Le journal en prenant conscience du déclin irréversible du papier avait fait très tôt le choix d’un développement massif sur son support numérique en faisant le pari que les recettes publicitaires sur le net compenseraient la chute des revenus de publicité commerciale et d’annonces classées sur le papier.

Comme le souligne Rusbridger, ce défi fut en partie relevé. Le Guardian, grâce notamment à son implantation aux États-Unis où il dispose d’une rédaction importante à New-York, est devenu un des sites anglophones d’information les plus consultés avec plus de 100 millions de visiteurs uniques par mois. Ce résultat remarquable n’a pu être atteint que par une réorganisation complète et douloureuse du fonctionnement de la rédaction. Il a fallu convaincre les journalistes attachés au rituel quotidien du papier de s’adapter au rythme effréné d’Internet ce qui a débouché sur la fusion des rédactions du papier et du Web alors qu’auparavant elles travaillaient séparément. Désormais, les articles sont diffusés en priorité sur le Web et seule une sélection d’entre eux est reprise en fin de journée pour l’édition sur papier. Simultanément et pour conquérir de nouveaux lecteurs le journal s’est engagé dans des opérations d’investigation à haut risque en rendant publics les Wikileaks puis en 2016  une sélection des documents ultraconfidentiels fournis par l’informaticien américain  Snowden ce qui a suscité la fureur de l’administration américaine et une réaction violente du gouvernement britannique qui n’a pas pu cependant bloquer la publication de ces documents.
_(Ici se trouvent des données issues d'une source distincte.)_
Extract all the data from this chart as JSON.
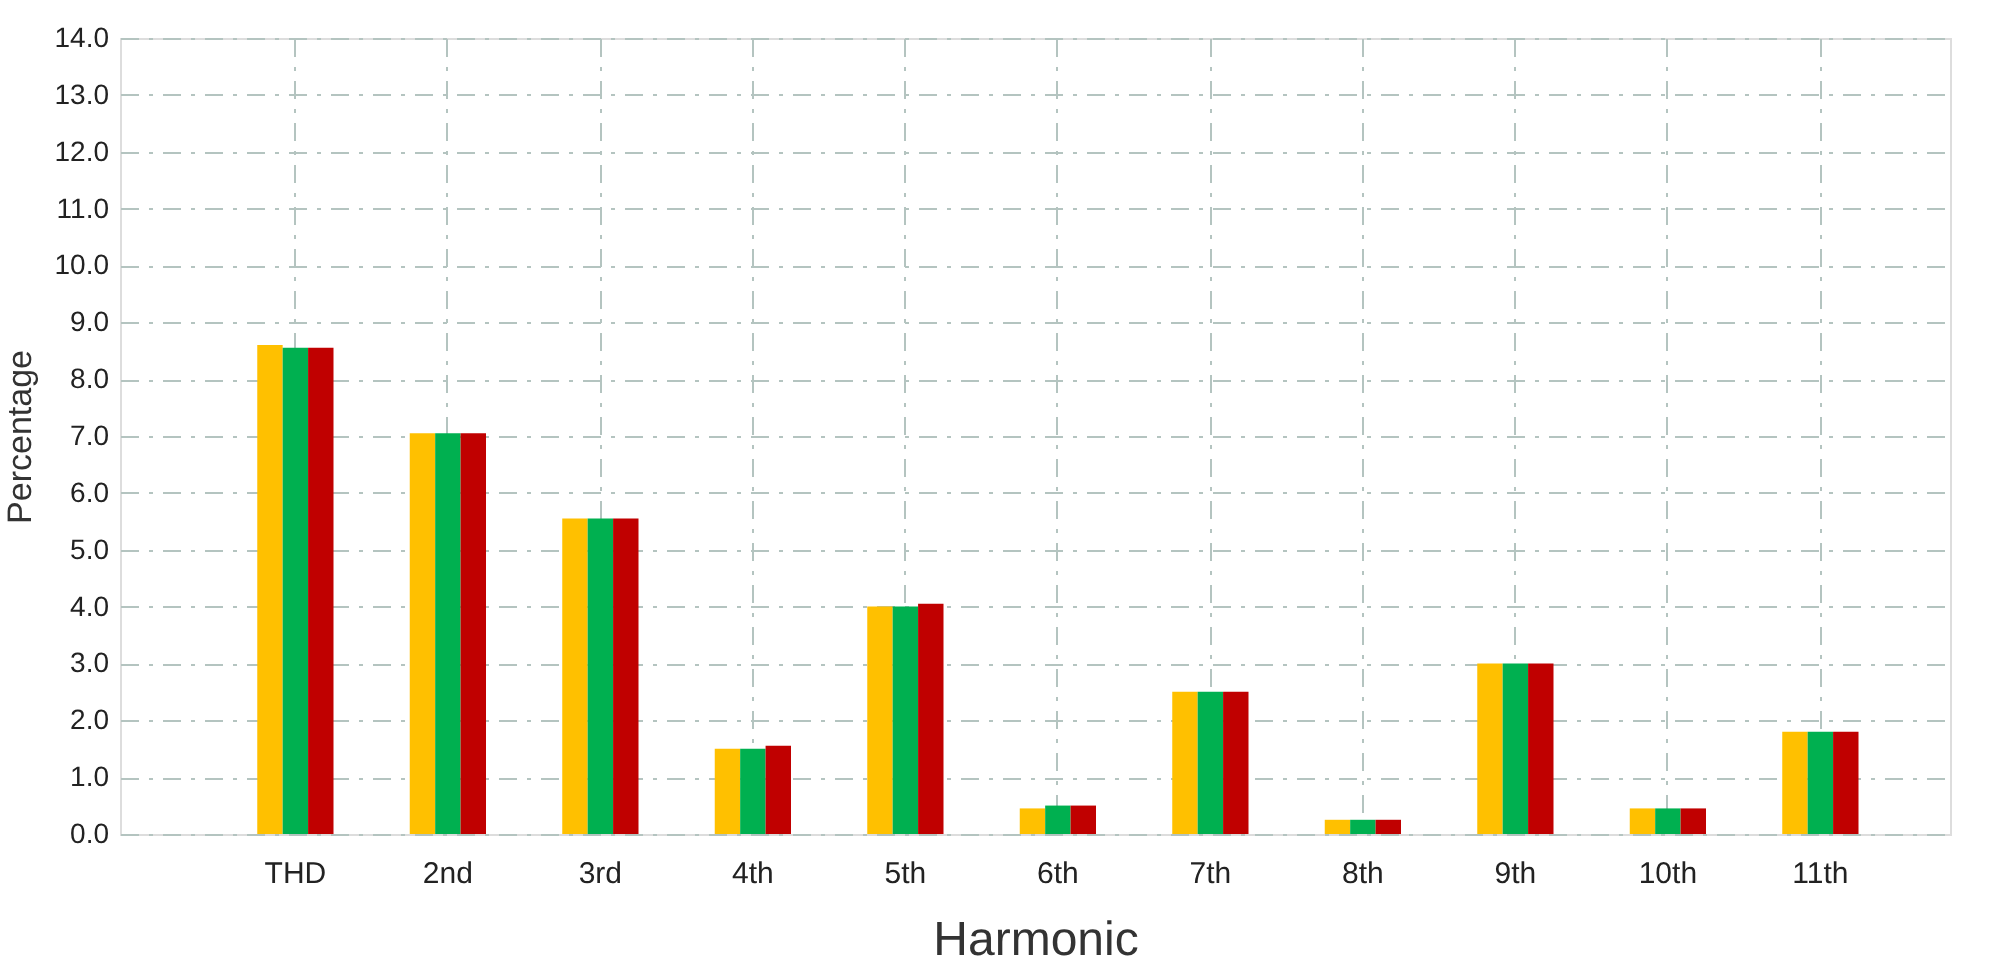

En revanche, les revenus n’ont pas suivi ces succès éditoriaux. Les annonces classées ont été aspirées par des sites d’annonces gratuites comme Craigslist et les plateformes ont capté plus de 70% des publicités numériques, ne laissant aux sites de presse que des recettes marginales.
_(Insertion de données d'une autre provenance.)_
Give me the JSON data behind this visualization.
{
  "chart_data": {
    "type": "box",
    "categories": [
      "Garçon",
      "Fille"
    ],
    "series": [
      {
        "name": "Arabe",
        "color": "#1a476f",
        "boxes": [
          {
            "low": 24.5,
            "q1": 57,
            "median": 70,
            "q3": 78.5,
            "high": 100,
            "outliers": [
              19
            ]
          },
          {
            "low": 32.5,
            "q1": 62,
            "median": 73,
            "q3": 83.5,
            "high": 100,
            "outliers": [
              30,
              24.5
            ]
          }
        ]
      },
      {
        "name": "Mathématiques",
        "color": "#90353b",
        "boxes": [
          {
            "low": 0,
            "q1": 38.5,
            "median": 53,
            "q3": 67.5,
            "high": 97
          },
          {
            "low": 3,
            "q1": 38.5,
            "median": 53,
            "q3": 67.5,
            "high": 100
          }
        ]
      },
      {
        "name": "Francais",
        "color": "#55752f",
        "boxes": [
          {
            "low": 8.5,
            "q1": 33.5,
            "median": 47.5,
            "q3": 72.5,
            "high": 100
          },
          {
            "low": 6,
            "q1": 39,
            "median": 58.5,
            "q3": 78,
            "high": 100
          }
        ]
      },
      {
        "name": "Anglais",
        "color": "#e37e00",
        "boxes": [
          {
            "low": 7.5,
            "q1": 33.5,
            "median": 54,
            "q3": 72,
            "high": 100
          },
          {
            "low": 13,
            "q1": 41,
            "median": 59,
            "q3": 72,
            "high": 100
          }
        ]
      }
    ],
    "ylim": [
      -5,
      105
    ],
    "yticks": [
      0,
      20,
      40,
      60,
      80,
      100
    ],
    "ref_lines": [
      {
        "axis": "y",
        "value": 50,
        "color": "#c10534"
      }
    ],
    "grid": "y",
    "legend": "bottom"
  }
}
À partir de 2015, le grand quotidien londonien a donc affronté une crise financière majeure qui a d’ailleurs contribué au départ de Rusbridger. Le Guardian ayant toujours refusé de se convertir à l’abonnement numérique payant, à l’instar du New-York Times, l’écart entre des recettes  publicitaires en déclin et le coût d’une rédaction de 600 journalistes, nécessaire pour bien couvrir une actualité mondiale, était devenu ingérable.

Se refusant toujours à la mise en place d’un paywall , un système qui oblige les internautes à souscrire à un abonnement s’ils veulent lire plus de six ou sept articles par mois et qui s’est généralisé des deux côtés de l’Atlantique, le Guardian a choisi une autre option. Il propose à ses lecteurs une sorte d’abonnement volontaire. Tout en conservant le principe de l’accès gratuit à son site, il fait appel à la solidarité des internautes en leur demandant de verser chaque année 100 à 200 livres. Ce dispositif original a bénéficié d’un accueil inespéré. Plus de 100 000 lecteurs ont accepté de souscrire ce qui a permis au journal de se rapprocher de l’équilibre.

Un avenir incertain

Dans sa conclusion, Rusbridger se garde bien cependant de crier victoire. Il insiste sur la grande fragilité de la presse qui sera obligée à moyen terme d’abandonner le papier sans avoir la garantie de trouver les financements nécessaires pour assurer sa mission d’information. Il montre aussi que les rédactions sont obligées de se remettre en cause en permanence pour affronter le déferlement de nouvelles plus ou moins exactes et rarement vérifiées dont les plateformes telles que Facebook se font les instruments. La tentation pour beaucoup de journalistes est de rester devant leurs écrans au lieu d’aller sur le terrain pour enquêter et écouter les gens. Or, les enquêtes de fond coûtent très cher et beaucoup de médias y renoncent. Personne ne peut dire si un Guardian multipolaire et numérique pourra relever ces défis au cours de la prochaine décennie.

Ces questions sont évidemment les mêmes que celles qui se posent aux médias écrits et audiovisuels français. Comment sauver la qualité de l’information mise à mal par la couverture souvent erratique de la crise des Gilets jaunes ? Faut-il prévoir de nouvelles formes de réglementation publique concernant notamment Facebook que les parlementaires britanniques qualifient dans un récent rapport de « gangster d’Internet » ?

L’essai de l’ancien directeur du Guardian instruit un débat important dont la conclusion reste bien incertaine.